In addition, competitors may bring their own J-80’s to the event in Xiamen with an expectation of a fleet on the high side of 40 making it, for the 4th year in succession, the largest one-design keelboat regatta in Asia.
The event had unlikely beginnings being a match race between Iron Rock Sailing Club in Xiamen and Zhuhai Sailing Club in 2 very beat-up J-24s.
Over the years it has gradually grown, largely because things were done right. From early on the event was ‘dual format’ with the first few days of racing being fleet racing with the top teams qualifying for match racing with round robins followed by semis and finals. The winner of the final gains the right to race against the previous year’s champion, hence the ‘Challenge’ in the event title. I did have a rather wry smile when I read of one or two events having fleet qualifiers leading to match racing and being declared as imaginative when the Club Cup had, at the time, been using the format for years.
As the fleet grew in size, experience and ability foreign sailors with good rules knowledge were drafted in to keep things ‘honest’ and that has served in many ways to enhance the event’s reputation and popularity.

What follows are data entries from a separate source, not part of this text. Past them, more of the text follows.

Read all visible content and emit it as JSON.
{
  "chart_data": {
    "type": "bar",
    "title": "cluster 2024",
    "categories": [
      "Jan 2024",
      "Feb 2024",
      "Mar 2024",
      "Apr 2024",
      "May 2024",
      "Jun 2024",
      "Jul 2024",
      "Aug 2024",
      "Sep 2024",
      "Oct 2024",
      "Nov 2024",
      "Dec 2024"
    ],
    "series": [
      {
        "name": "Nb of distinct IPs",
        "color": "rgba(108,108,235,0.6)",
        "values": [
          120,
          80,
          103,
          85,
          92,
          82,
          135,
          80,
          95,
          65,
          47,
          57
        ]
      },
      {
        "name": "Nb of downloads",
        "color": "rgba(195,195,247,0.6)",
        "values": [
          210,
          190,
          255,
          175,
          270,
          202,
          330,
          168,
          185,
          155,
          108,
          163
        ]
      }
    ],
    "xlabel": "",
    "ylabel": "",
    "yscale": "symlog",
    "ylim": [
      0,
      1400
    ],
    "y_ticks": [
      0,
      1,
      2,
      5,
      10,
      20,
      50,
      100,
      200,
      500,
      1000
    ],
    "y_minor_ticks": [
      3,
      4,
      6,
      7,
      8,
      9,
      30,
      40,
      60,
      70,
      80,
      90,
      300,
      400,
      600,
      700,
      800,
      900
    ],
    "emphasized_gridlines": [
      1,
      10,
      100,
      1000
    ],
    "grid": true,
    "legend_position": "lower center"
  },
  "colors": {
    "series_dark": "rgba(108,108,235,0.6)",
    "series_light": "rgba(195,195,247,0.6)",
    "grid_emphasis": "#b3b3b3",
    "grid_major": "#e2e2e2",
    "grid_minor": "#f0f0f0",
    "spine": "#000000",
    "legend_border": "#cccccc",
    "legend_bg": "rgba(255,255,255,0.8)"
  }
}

In fact for the last half dozen years or so the judge & umpire team has been led by two Kiwi IU/IJ’s with 5 America’s between them backed up by other umpires of similar status.
Last year, of course, the international officials couldn’t enter China so rather than dilute the event’s reputation the match racing element was set aside.
It was quite amusing to read the WMRT comments when their finals were announced as being in China that “it is an exciting opportunity for us to promote and develop match racing in China including at regional and local levels”. I am sure they could help but China has had a match racing event officiated by top-level officials since 2015 and teams don’t pitch up for the Club Cup as it is often known not having practiced at ‘local or regional levels.
In fact, one race in the final 2 or 3 years back led one IU to state – as the boats crossed the like 10cms apart – “that was in the top 10 races I have ever witnessed, and he’s seen thousands.
The speed of the uptake of the charter boats, many of which have sails sponsored by China Yachting Industry (yes the same China Yachting Industry that was on ETNZ’s mainsail) show the standing of the event in the Chinese sailing community.
No moaning about the death of sailing here in the PRC, more and more are getting into our sport and the CCCM is proof that when things are done right, Chinese sailors want to be part of the action.
The event isn’t until October but hopefully I will be able to provide full race and event reports as they happen.